NICK Cage has had a good 2018.

He’s still pumping out the B-Grade, straight-to-video revenge thrillers with monotonous regularity.

But his performances in Mom and Dad and Mandy have also given us a taste of the exciting presence of old.

Despite the generally lean years of the 2000s, he has given us a couple of gems, including Drive Angry back in 2011.

This action/horror/sci-fi mash-up jumped on the resurgent 3D bandwagon of that time and consequently retained these cheesy effects for home viewing on blu-ray.

Cage plays…actually I’m not sure what he plays.

It starts with his character, Milton, pursuing and violently despatching a group of bad dudes on a stretch of highway.

He’s looking for somebody whose been kidnapped.
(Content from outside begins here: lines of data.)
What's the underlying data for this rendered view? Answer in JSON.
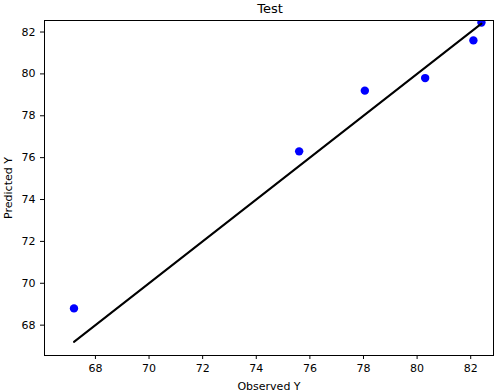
{
  "chart_data": {
    "type": "scatter",
    "title": "Test",
    "x_label": "Observed Y",
    "y_label": "Predicted Y",
    "series": [
      {
        "type": "scatter",
        "color": "#0000ff",
        "marker": "circle",
        "x": [
          67.2,
          75.6,
          78.05,
          80.3,
          82.1,
          82.4
        ],
        "values": [
          68.8,
          76.3,
          79.2,
          79.8,
          81.6,
          82.45
        ]
      },
      {
        "type": "line",
        "color": "#000000",
        "line_style": "solid",
        "x": [
          67.2,
          82.4
        ],
        "values": [
          67.2,
          82.4
        ]
      }
    ],
    "xlim": [
      66.1,
      82.85
    ],
    "ylim": [
      66.55,
      82.55
    ],
    "xticks": [
      68,
      70,
      72,
      74,
      76,
      78,
      80,
      82
    ],
    "yticks": [
      68,
      70,
      72,
      74,
      76,
      78,
      80,
      82
    ],
    "grid": false
  }
}
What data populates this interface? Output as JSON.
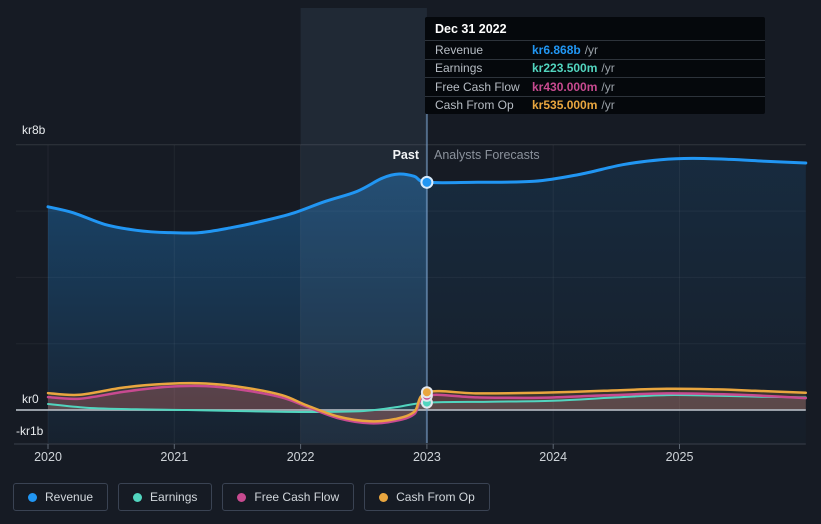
{
  "tooltip": {
    "title": "Dec 31 2022",
    "rows": [
      {
        "label": "Revenue",
        "value": "kr6.868b",
        "suffix": "/yr"
      },
      {
        "label": "Earnings",
        "value": "kr223.500m",
        "suffix": "/yr"
      },
      {
        "label": "Free Cash Flow",
        "value": "kr430.000m",
        "suffix": "/yr"
      },
      {
        "label": "Cash From Op",
        "value": "kr535.000m",
        "suffix": "/yr"
      }
    ]
  },
  "annotations": {
    "past": "Past",
    "forecast": "Analysts Forecasts"
  },
  "y_axis": [
    "kr8b",
    "kr0",
    "-kr1b"
  ],
  "legend": {
    "items": [
      {
        "label": "Revenue"
      },
      {
        "label": "Earnings"
      },
      {
        "label": "Free Cash Flow"
      },
      {
        "label": "Cash From Op"
      }
    ]
  },
  "colors": {
    "page_bg": "#161b24",
    "tooltip_bg": "#05080c",
    "revenue": "#2196f3",
    "earnings": "#52d5bf",
    "free_cash_flow": "#c84a90",
    "cash_from_op": "#e9a63f",
    "zero_line": "#aeb5bd",
    "axis_line": "#39414d",
    "divider": "rgba(125,165,210,0.55)",
    "highlight_band": "rgba(125,165,210,0.10)",
    "text_primary": "#f2f4f6",
    "text_secondary": "#9aa1a8"
  },
  "chart_data": {
    "type": "line",
    "title": "Past and forecast financials",
    "unit": "kr (billions)",
    "x_domain": [
      2020,
      2026
    ],
    "ylim": [
      -1,
      8.6
    ],
    "grid": true,
    "legend_position": "bottom",
    "x_ticks": [
      {
        "x": 2020,
        "label": "2020"
      },
      {
        "x": 2021,
        "label": "2021"
      },
      {
        "x": 2022,
        "label": "2022"
      },
      {
        "x": 2023,
        "label": "2023"
      },
      {
        "x": 2024,
        "label": "2024"
      },
      {
        "x": 2025,
        "label": "2025"
      }
    ],
    "y_gridlines": [
      {
        "value": 8,
        "label": "kr8b"
      },
      {
        "value": 6,
        "label": ""
      },
      {
        "value": 4,
        "label": ""
      },
      {
        "value": 2,
        "label": ""
      },
      {
        "value": 0,
        "label": "kr0"
      },
      {
        "value": -1,
        "label": "-kr1b"
      }
    ],
    "divider_x": 2023,
    "highlight_band": [
      2022,
      2023
    ],
    "series": [
      {
        "name": "Revenue",
        "color": "#2196f3",
        "width": 3,
        "fill": "bottom",
        "past": [
          [
            2020,
            6.13
          ],
          [
            2020.2,
            5.95
          ],
          [
            2020.45,
            5.6
          ],
          [
            2020.7,
            5.42
          ],
          [
            2020.95,
            5.35
          ],
          [
            2021.2,
            5.35
          ],
          [
            2021.45,
            5.5
          ],
          [
            2021.7,
            5.7
          ],
          [
            2021.95,
            5.95
          ],
          [
            2022.2,
            6.3
          ],
          [
            2022.45,
            6.6
          ],
          [
            2022.65,
            7.0
          ],
          [
            2022.78,
            7.12
          ],
          [
            2022.9,
            7.05
          ],
          [
            2023,
            6.868
          ]
        ],
        "forecast": [
          [
            2023,
            6.868
          ],
          [
            2023.4,
            6.87
          ],
          [
            2023.85,
            6.9
          ],
          [
            2024.2,
            7.1
          ],
          [
            2024.55,
            7.4
          ],
          [
            2024.85,
            7.55
          ],
          [
            2025.1,
            7.59
          ],
          [
            2025.4,
            7.56
          ],
          [
            2025.7,
            7.5
          ],
          [
            2026,
            7.45
          ]
        ]
      },
      {
        "name": "Earnings",
        "color": "#52d5bf",
        "width": 2,
        "fill": "zero",
        "fill_color": "rgba(82,213,191,0.10)",
        "past": [
          [
            2020,
            0.18
          ],
          [
            2020.3,
            0.07
          ],
          [
            2020.7,
            0.02
          ],
          [
            2021.1,
            0.0
          ],
          [
            2021.6,
            -0.04
          ],
          [
            2022.1,
            -0.06
          ],
          [
            2022.5,
            -0.03
          ],
          [
            2022.75,
            0.08
          ],
          [
            2023,
            0.2235
          ]
        ],
        "forecast": [
          [
            2023,
            0.2235
          ],
          [
            2023.5,
            0.25
          ],
          [
            2024,
            0.28
          ],
          [
            2024.5,
            0.38
          ],
          [
            2024.9,
            0.45
          ],
          [
            2025.3,
            0.43
          ],
          [
            2025.65,
            0.4
          ],
          [
            2026,
            0.38
          ]
        ]
      },
      {
        "name": "Free Cash Flow",
        "color": "#c84a90",
        "width": 2.5,
        "fill": "zero",
        "fill_color": "rgba(200,74,144,0.22)",
        "past": [
          [
            2020,
            0.39
          ],
          [
            2020.25,
            0.34
          ],
          [
            2020.6,
            0.55
          ],
          [
            2020.95,
            0.7
          ],
          [
            2021.25,
            0.72
          ],
          [
            2021.55,
            0.6
          ],
          [
            2021.85,
            0.38
          ],
          [
            2022.05,
            0.1
          ],
          [
            2022.3,
            -0.25
          ],
          [
            2022.55,
            -0.4
          ],
          [
            2022.75,
            -0.33
          ],
          [
            2022.9,
            -0.12
          ],
          [
            2023,
            0.43
          ]
        ],
        "forecast": [
          [
            2023,
            0.43
          ],
          [
            2023.4,
            0.38
          ],
          [
            2023.9,
            0.37
          ],
          [
            2024.4,
            0.44
          ],
          [
            2024.9,
            0.5
          ],
          [
            2025.3,
            0.48
          ],
          [
            2025.6,
            0.44
          ],
          [
            2026,
            0.36
          ]
        ]
      },
      {
        "name": "Cash From Op",
        "color": "#e9a63f",
        "width": 2.5,
        "fill": "zero",
        "fill_color": "rgba(233,166,63,0.16)",
        "past": [
          [
            2020,
            0.51
          ],
          [
            2020.25,
            0.46
          ],
          [
            2020.6,
            0.68
          ],
          [
            2020.95,
            0.79
          ],
          [
            2021.25,
            0.8
          ],
          [
            2021.55,
            0.68
          ],
          [
            2021.85,
            0.45
          ],
          [
            2022.05,
            0.14
          ],
          [
            2022.3,
            -0.2
          ],
          [
            2022.55,
            -0.34
          ],
          [
            2022.75,
            -0.27
          ],
          [
            2022.9,
            -0.05
          ],
          [
            2023,
            0.535
          ]
        ],
        "forecast": [
          [
            2023,
            0.535
          ],
          [
            2023.4,
            0.5
          ],
          [
            2023.9,
            0.52
          ],
          [
            2024.4,
            0.58
          ],
          [
            2024.9,
            0.64
          ],
          [
            2025.3,
            0.62
          ],
          [
            2025.6,
            0.58
          ],
          [
            2026,
            0.52
          ]
        ]
      }
    ],
    "markers": [
      {
        "series": "Revenue",
        "x": 2023,
        "value": 6.868
      },
      {
        "series": "Earnings",
        "x": 2023,
        "value": 0.2235
      },
      {
        "series": "Free Cash Flow",
        "x": 2023,
        "value": 0.43
      },
      {
        "series": "Cash From Op",
        "x": 2023,
        "value": 0.535
      }
    ]
  }
}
He finds out the general area but needs a new set of wheels.

Rather than stealing them he hitches a ride with a sassy diner waitress, Piper, played by Amber Heard, who has just quit her job and come home to find her fiancé in bed with another woman.
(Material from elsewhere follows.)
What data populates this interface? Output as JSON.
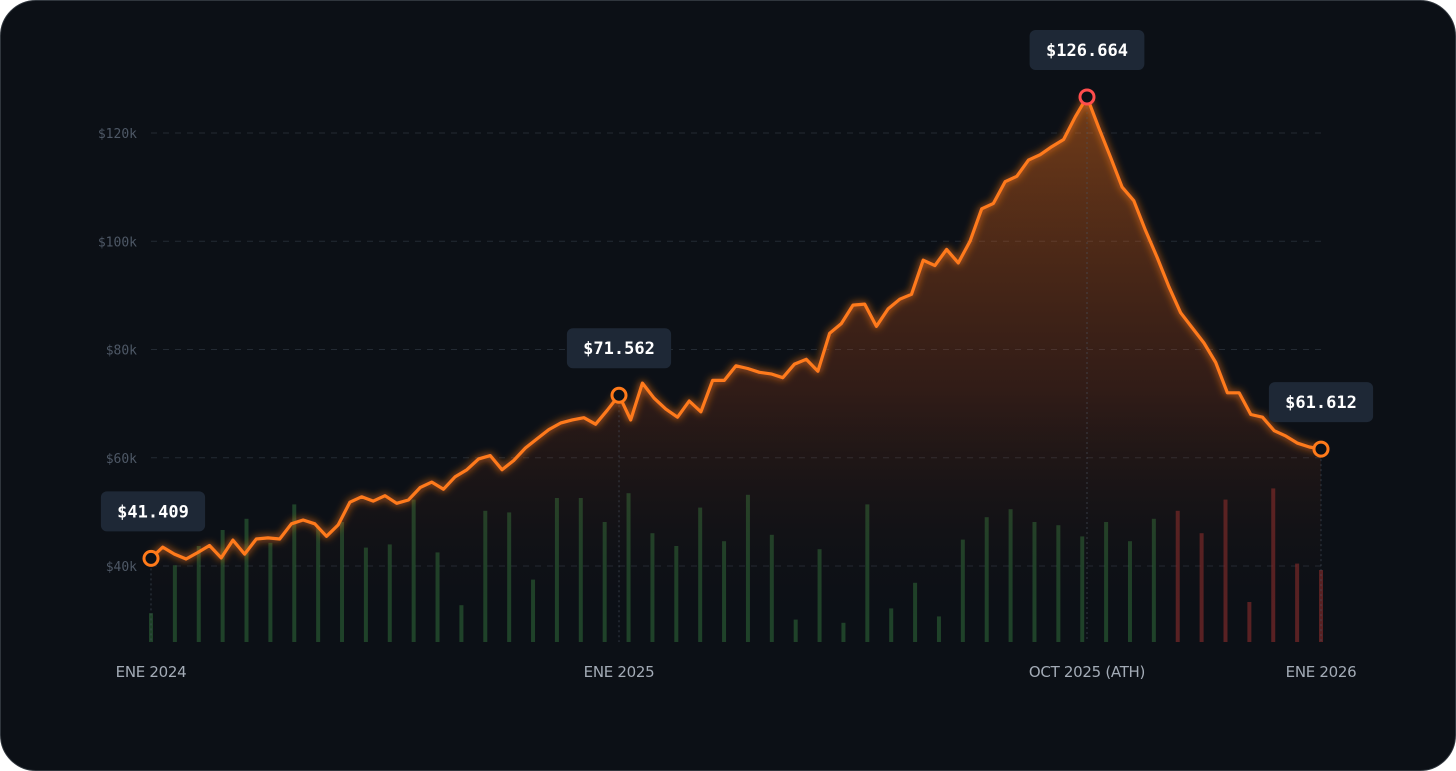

After Piper punches out the woman, Milton also gives her cheating partner a hiding and then they’re off.

Why Piper has no qualms in helping Milton go up against a gang of sadistic satanists is just one of the many unexplained threads of the events that unfold.

Things get even wierder when Milton seems to be immortal and may even be some kind of fallen Devil’s disciple himself.

Amber Heard, best known as the former Mrs Johnny Depp, is surprisingly good as Amber, perhaps because she makes relatively few films and doesn’t always choose the right role for her.

Throw in William Fichtner as the mysterious, immaculately dressed ‘Accountant’ pursuing Milton and Billy Burke as cult leader Jonah and you have a trio of crazies to keep you entertained.

it’s all ridiculously over-the-top and, by the climax has mostly become laughable, but remains bizarrely watchable.

Drive Angry was the fourth film directed and co-written by Frenchman Patrick Lussier, but didn’t do well enough to give him better vehicles.

It remains an oddity, but a decent one.